While RSM and Armas are unlikely to result in any rule of general application, parties and funders should be aware of the trend towards disclosure of funding agreements, the potential for disclosure of funding agreement terms concerning costs obligations, and the possibility that a tribunal may order security for costs where there is no provision for adverse costs in the funding agreement.

Bentham deals with this issue in a unique fashion by filing a deed poll (a form of undertaking) submitting to the arbitral tribunal’s jurisdiction on questions of costs.  This is usually a complete answer to any question of security for costs, given Bentham’s transparent financial position as a listed company on the ASX and the general enforceability of an arbitral award against it.

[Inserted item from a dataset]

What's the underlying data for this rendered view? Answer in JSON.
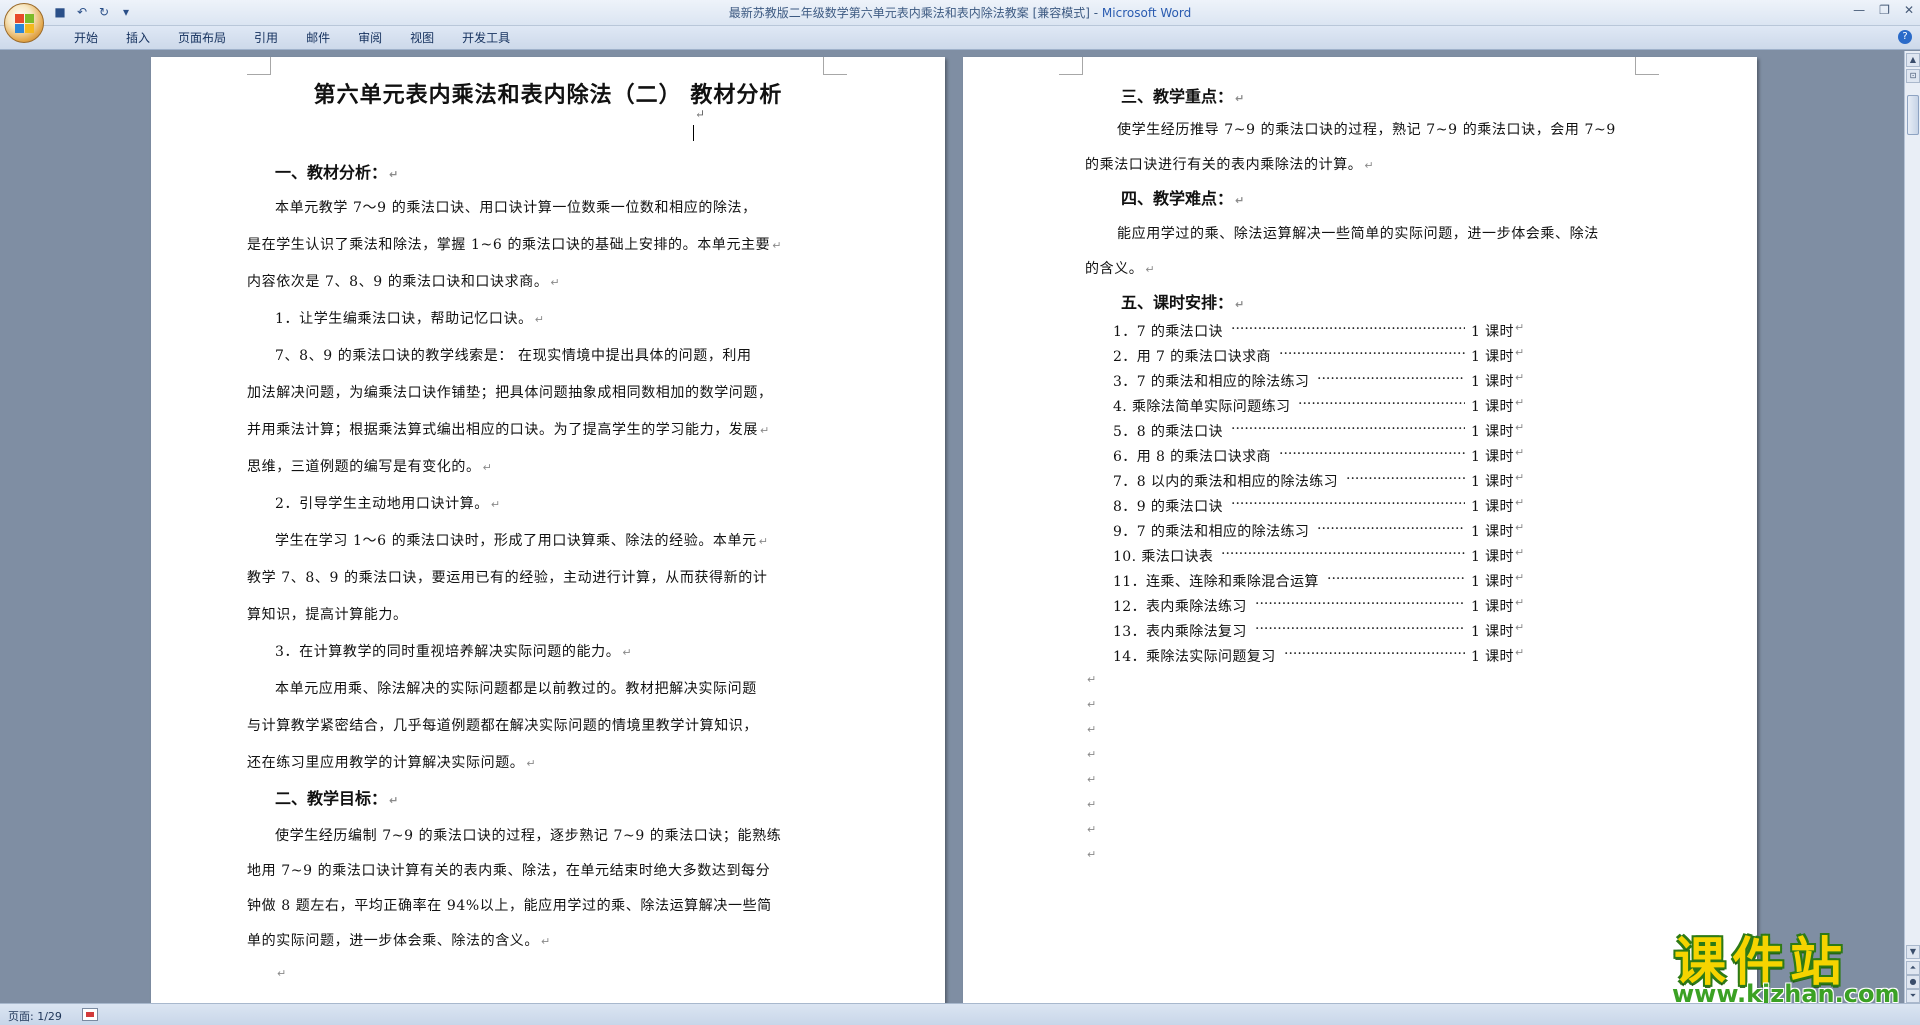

Bentham’s Litigation Funding Agreement, including the Undertaking to satisfy any adverse costs, was recently approved by a Canadian court in the context of a class proceeding. In approving the LFA, the court considered the ability of Bentham to satisfy the undertaking, noting that Bentham is an amply capitalized substantial financial entity whose financial statements are a matter of public record as a reporting issuer. 

ICSID has invited member states and the public to submit written comments on the proposed amendments by December 28, 2018. The proposed amendments will then go to ICSID’s Administrative Council for a vote in either 2019 or 2020.